Sam Ellis

Personal information
- Full name: Samuel G. A. Ellis
- Born: 1870 or 1871
- Died: 26 March 1946 (aged 75) Portishead, Somerset, England
- Role: Batsman

Domestic team information
- 1902: Somerset

Career statistics
| Competition | First-class |
| Matches | 1 |
| Runs scored | 5 |
| Batting average | 2.50 |
| 100s/50s | 0/0 |
| Top score | 5 |
| Catches/stumpings | 0/– |
- Source: CricketArchive, 6 January 2016

= Sam Ellis (cricketer) =

English cricketer (died 1946)

Samuel G. A. Ellis (Note: Ellis was incorrectly listed as "S. E. Ellis" on the match scorecard during his appearance for Somerset, and so is listed as such by modern databases.

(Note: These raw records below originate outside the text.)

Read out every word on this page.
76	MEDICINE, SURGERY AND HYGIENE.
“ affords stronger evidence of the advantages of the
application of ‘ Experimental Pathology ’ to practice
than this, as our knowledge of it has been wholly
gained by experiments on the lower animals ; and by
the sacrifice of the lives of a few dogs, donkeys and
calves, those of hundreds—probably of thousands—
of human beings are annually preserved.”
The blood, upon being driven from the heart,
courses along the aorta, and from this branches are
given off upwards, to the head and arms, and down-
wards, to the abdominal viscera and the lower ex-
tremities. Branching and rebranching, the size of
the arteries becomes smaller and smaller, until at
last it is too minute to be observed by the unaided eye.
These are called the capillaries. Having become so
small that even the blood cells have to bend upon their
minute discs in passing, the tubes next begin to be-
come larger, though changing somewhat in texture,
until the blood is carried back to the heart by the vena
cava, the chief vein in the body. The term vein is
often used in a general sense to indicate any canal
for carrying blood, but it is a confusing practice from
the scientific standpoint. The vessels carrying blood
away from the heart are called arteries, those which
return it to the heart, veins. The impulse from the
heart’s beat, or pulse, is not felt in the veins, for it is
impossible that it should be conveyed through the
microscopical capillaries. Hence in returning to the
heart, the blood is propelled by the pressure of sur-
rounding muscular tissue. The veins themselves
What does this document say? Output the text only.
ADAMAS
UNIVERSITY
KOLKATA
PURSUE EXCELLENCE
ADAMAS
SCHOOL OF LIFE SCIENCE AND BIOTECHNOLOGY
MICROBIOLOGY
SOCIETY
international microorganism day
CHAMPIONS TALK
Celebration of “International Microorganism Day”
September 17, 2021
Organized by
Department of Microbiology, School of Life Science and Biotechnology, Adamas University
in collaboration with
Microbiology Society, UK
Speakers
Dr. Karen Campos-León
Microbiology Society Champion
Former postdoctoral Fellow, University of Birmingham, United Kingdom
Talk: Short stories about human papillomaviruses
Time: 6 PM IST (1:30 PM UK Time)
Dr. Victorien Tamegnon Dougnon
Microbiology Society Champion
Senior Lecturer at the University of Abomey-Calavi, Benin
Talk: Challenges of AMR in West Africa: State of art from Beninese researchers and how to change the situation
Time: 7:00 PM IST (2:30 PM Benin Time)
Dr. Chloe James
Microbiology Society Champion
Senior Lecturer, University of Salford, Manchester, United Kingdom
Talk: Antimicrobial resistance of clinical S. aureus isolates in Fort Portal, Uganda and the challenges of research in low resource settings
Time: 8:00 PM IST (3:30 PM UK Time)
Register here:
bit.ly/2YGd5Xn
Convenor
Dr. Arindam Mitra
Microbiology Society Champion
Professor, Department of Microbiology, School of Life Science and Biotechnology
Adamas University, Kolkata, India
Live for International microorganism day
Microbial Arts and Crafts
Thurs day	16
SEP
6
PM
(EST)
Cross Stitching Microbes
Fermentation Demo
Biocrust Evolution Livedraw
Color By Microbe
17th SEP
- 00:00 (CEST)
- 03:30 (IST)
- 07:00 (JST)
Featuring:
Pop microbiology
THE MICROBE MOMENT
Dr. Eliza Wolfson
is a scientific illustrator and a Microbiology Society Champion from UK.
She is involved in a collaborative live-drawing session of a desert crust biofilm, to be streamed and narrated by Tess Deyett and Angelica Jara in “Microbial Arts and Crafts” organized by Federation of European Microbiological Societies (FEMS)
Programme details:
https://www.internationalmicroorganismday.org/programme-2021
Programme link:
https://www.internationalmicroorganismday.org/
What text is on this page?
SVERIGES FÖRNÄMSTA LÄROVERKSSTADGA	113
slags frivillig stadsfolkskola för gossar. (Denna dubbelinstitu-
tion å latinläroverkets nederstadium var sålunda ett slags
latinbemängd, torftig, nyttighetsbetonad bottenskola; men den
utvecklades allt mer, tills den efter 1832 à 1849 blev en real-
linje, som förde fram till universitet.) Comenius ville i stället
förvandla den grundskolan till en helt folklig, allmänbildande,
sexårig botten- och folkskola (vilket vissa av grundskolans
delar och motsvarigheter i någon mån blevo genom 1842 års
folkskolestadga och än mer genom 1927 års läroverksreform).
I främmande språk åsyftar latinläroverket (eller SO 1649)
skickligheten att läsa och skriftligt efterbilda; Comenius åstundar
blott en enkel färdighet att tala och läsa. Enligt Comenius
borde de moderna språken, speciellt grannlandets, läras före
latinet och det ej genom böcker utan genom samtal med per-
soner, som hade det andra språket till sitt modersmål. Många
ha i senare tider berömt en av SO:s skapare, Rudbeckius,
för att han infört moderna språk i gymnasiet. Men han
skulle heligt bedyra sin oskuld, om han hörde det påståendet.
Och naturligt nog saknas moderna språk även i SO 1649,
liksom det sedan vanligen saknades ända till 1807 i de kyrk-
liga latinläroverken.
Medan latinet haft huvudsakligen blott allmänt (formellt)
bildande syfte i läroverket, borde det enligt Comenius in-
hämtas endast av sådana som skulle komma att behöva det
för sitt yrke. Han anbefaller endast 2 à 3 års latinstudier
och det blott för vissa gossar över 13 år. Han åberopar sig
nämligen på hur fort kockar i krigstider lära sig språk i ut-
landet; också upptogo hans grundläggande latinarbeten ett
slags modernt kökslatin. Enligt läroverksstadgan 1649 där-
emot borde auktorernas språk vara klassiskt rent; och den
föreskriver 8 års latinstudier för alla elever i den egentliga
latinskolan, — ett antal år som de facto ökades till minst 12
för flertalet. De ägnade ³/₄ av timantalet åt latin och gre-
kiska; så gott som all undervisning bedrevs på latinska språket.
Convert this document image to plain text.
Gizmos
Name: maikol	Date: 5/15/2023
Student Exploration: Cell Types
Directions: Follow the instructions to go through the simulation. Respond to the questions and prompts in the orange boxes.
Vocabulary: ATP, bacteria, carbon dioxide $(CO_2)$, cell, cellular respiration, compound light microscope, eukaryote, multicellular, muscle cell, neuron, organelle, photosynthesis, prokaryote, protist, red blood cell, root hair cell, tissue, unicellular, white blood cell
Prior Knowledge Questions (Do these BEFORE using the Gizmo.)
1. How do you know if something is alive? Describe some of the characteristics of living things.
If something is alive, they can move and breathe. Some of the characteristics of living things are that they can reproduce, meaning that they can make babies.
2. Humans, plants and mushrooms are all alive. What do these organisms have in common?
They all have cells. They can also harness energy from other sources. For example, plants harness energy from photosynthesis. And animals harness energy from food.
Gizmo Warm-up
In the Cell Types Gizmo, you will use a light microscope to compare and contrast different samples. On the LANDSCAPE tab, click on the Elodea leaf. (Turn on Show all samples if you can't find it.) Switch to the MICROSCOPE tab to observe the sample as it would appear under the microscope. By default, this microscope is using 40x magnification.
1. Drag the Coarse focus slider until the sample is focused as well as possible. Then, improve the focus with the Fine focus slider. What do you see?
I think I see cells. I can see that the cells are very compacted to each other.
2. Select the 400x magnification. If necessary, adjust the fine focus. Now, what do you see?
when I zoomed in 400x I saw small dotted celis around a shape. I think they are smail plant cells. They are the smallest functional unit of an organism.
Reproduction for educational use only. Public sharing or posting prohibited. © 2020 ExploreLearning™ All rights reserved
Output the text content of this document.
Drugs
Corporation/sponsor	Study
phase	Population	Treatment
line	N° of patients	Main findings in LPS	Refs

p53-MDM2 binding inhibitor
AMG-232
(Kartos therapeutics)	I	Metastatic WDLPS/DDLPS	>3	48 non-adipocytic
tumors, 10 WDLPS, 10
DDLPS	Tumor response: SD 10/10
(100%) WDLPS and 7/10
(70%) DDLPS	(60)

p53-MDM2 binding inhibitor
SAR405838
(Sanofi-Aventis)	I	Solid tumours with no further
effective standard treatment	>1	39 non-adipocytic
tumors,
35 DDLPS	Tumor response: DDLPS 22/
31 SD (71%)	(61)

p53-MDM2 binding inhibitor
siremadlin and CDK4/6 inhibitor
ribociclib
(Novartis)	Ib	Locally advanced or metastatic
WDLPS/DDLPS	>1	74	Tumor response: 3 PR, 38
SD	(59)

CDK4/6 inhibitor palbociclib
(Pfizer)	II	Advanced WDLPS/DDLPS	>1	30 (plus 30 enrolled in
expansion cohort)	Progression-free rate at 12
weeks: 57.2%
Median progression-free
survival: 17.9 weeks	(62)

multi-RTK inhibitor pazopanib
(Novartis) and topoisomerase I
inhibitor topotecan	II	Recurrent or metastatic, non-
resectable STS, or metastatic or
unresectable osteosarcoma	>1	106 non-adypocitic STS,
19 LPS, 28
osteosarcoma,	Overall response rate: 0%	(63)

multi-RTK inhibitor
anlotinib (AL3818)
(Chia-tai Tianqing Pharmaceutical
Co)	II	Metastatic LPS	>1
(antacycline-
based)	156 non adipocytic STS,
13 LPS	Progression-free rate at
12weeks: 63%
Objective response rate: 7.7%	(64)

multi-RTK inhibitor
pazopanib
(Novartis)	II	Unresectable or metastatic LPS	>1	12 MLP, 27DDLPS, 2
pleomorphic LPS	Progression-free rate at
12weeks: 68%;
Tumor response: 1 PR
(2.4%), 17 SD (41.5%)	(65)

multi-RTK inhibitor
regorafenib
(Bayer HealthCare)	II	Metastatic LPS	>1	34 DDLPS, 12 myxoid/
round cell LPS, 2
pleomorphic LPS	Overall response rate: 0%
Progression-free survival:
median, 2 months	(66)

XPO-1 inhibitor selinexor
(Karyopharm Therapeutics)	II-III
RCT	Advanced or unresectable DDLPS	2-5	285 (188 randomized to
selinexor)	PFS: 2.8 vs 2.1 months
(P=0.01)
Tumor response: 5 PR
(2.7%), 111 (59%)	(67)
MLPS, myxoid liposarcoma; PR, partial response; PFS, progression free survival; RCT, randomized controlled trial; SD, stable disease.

Contemporary reports, and his obituary confirm his identity.) (died 26 March 1946) was an English cricketer who played first-class cricket for Somerset County Cricket Club in 1902, and club cricket for Lodway Cricket Club in Pill, Somerset.

==Life and career==
Sam Ellis was the fourth son of Thomas, a pilot at the ports of Cardiff and Bristol, and Sarah Ellis, and was born in either 1870 or 1871. Ellis's single appearance for Somerset came in the match against Lancashire at Old Trafford in June 1902, a tight match won by Somerset by just nine runs. Ellis batted at No 7 in the first innings and scored 5; in the second innings he was at No 9 and failed to score.